# fermenters and carboys



## BjornBee (Feb 7, 2003)

I bought a kit to start my meadmaking. It came with a 6.5 gallon plastic bucket fermenter and two glass 5 gallon carboys.

So wanting to keep it the same, I bought a few more 6.5 fermenters and a few more carboys. And I need more.

I have a unlimited supply of plastic food grade buckets. (5 gallon) I bought the airlock little gasket rings to use after drilling a hole in the bucket lids so I can adjust my recipes and use 5 gallon batches.

Must carboys be glass? Can I just use buckets for the racks from the fermenter?
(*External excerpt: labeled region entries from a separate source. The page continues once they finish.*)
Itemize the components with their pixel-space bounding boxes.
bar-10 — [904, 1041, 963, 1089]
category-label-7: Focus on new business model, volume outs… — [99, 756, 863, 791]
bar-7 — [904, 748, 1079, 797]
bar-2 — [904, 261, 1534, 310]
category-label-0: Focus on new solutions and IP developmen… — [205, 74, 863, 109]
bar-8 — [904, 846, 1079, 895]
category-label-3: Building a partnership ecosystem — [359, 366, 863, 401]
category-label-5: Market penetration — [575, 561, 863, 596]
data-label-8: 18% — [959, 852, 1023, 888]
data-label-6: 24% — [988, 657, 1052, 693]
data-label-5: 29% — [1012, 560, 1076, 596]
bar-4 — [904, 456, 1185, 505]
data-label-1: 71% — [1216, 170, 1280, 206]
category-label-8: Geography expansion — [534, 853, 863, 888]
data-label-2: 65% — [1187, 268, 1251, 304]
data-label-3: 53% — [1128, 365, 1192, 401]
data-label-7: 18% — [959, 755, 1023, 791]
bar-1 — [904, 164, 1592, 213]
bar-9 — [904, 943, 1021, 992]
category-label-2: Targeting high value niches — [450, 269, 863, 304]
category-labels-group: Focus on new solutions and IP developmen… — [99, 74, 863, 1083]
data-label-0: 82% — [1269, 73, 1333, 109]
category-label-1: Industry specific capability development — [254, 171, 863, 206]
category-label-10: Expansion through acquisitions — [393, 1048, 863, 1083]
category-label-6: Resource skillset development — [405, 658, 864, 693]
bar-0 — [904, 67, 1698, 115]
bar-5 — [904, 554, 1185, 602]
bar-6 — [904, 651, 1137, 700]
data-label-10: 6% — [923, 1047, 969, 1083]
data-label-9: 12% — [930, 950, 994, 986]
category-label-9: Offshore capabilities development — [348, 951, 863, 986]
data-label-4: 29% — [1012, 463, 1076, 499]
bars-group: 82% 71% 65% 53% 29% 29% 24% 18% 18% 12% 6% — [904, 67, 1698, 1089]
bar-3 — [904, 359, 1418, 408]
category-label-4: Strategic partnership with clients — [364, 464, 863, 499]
I see the advantage when racking from a glass carboy and seeing the clarity and where the bottom is, etc.

But from a quality standpoint, is there any disadvantages to using all buckets? It sure would save from buying additional glass carboys.

Thank you.


----------



## Ben Brewcat (Oct 27, 2004)

Two main complaints with plastic: over time they pick up small (sometimes not visible) scratches that make effective sanitation virtually impossible, though careful attention to cleaning with non-abrasive methods like soapy washcloth, not touching the inside with implements, etc. can help, and 2) plastic is permeable to oxygen, whereas glass is not, so extended aging is best done in glass (carboy or bottle).


----------



## spunky (Nov 14, 2006)

Ben Brewcat said:


> Two main complaints with plastic: over time they pick up small (sometimes not visible) scratches that make effective sanitation virtually impossible, though careful attention to cleaning with non-abrasive methods like soapy washcloth, not touching the inside with implements, etc. can help, and 2) plastic is permeable to oxygen, whereas glass is not, so extended aging is best done in glass (carboy or bottle).



Ditto; my plastic bucket is on year 15 and still going strong
. I finish everything ,including beer, in glass


----------



## MapMan (May 24, 2007)

As previously stated, glass is best. If you need more space, get some 6.5 gallon carboys, or move on up to a 15 gallon demi-john. Just don't plan on moving it very often, or for long distances.

MM


----------